No shimmering halos of purple light; no mental holiday into the ancient past. The jimjam didn’t happen. But it was close. His vision wavering, he gripped his head willing himself not to have a fit. He looked around. Where was the big deer? No way out, the white deer had to be in this canyon. But it wasn’t here and that wasn’t possible. He whispered, “Got to be…so strange…not to be.”

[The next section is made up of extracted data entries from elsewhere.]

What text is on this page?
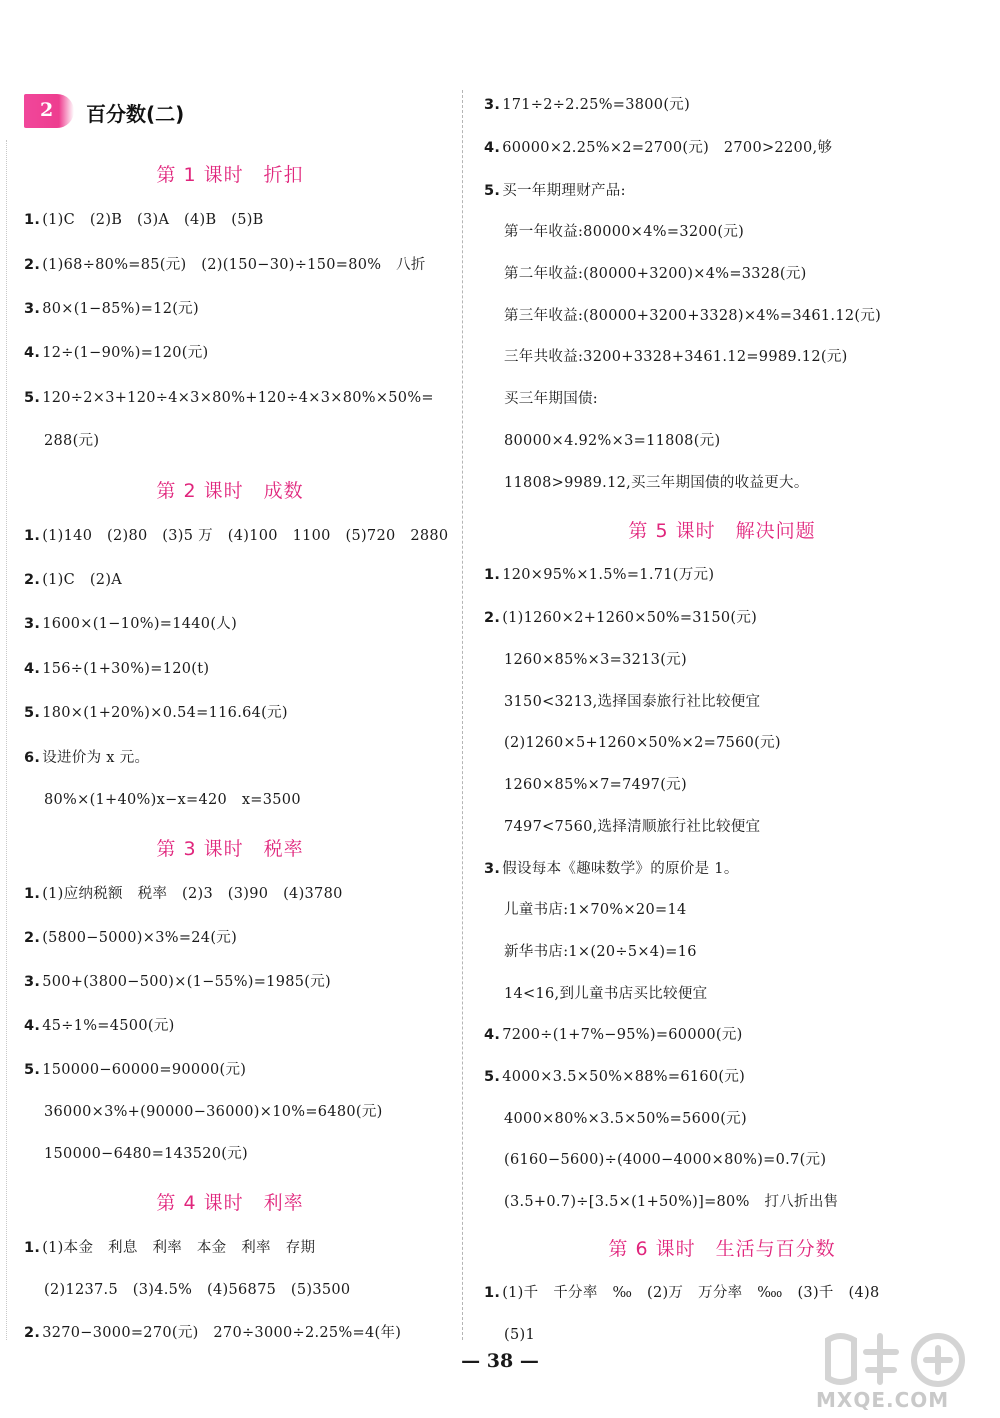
2 百分数(二)
第 1 课时　折扣
第 2 课时　成数
第 3 课时　税率
第 4 课时　利率
1. (1)C　(2)B　(3)A　(4)B　(5)B
2. (1)68÷80%=85(元)　(2)(150−30)÷150=80%　八折
3. 80×(1−85%)=12(元)
4. 12÷(1−90%)=120(元)
5. 120÷2×3+120÷4×3×80%+120÷4×3×80%×50%=
288(元)
1. (1)140　(2)80　(3)5 万　(4)100　1100　(5)720　2880
2. (1)C　(2)A
3. 1600×(1−10%)=1440(人)
4. 156÷(1+30%)=120(t)
5. 180×(1+20%)×0.54=116.64(元)
6. 设进价为 x 元。
80%×(1+40%)x−x=420　x=3500
1. (1)应纳税额　税率　(2)3　(3)90　(4)3780
2. (5800−5000)×3%=24(元)
3. 500+(3800−500)×(1−55%)=1985(元)
4. 45÷1%=4500(元)
5. 150000−60000=90000(元)
36000×3%+(90000−36000)×10%=6480(元)
150000−6480=143520(元)
1. (1)本金　利息　利率　本金　利率　存期
(2)1237.5　(3)4.5%　(4)56875　(5)3500
2. 3270−3000=270(元)　270÷3000÷2.25%=4(年)
第 5 课时　解决问题
第 6 课时　生活与百分数
3. 171÷2÷2.25%=3800(元)
4. 60000×2.25%×2=2700(元)　2700>2200,够
5. 买一年期理财产品:
第一年收益:80000×4%=3200(元)
第二年收益:(80000+3200)×4%=3328(元)
第三年收益:(80000+3200+3328)×4%=3461.12(元)
三年共收益:3200+3328+3461.12=9989.12(元)
买三年期国债:
80000×4.92%×3=11808(元)
11808>9989.12,买三年期国债的收益更大。
1. 120×95%×1.5%=1.71(万元)
2. (1)1260×2+1260×50%=3150(元)
1260×85%×3=3213(元)
3150<3213,选择国泰旅行社比较便宜
(2)1260×5+1260×50%×2=7560(元)
1260×85%×7=7497(元)
7497<7560,选择清顺旅行社比较便宜
3. 假设每本《趣味数学》的原价是 1。
儿童书店:1×70%×20=14
新华书店:1×(20÷5×4)=16
14<16,到儿童书店买比较便宜
4. 7200÷(1+7%−95%)=60000(元)
5. 4000×3.5×50%×88%=6160(元)
4000×80%×3.5×50%=5600(元)
(6160−5600)÷(4000−4000×80%)=0.7(元)
(3.5+0.7)÷[3.5×(1+50%)]=80%　打八折出售
1. (1)千　千分率　‰　(2)万　万分率　‱　(3)千　(4)8
(5)1
— 38 —
MXQE.COM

The deer wasn’t here. Somehow–the deer was somewhere else. The head of the canyon formed a tall red crown fifty feet above the lake. That probably explained the red color of the water. He scanned the rim but didn’t see the white deer. (Deer or manitoo?) He studied the lake.
At the edge there was a shiny black finger pointing at the water, and when he walked over to it, he saw it was a primitive, beautiful stone knife made by redmen.
Go on, pick it up. You know you want it.
He picked it up. He flashed the knife in the air feeling a strange savage power in his blood. He dashed around the lake swinging the knife, yelling, “Bad old Indian, you gonna mess with me now?”
Then the bad old Indian appeared out of nowhere.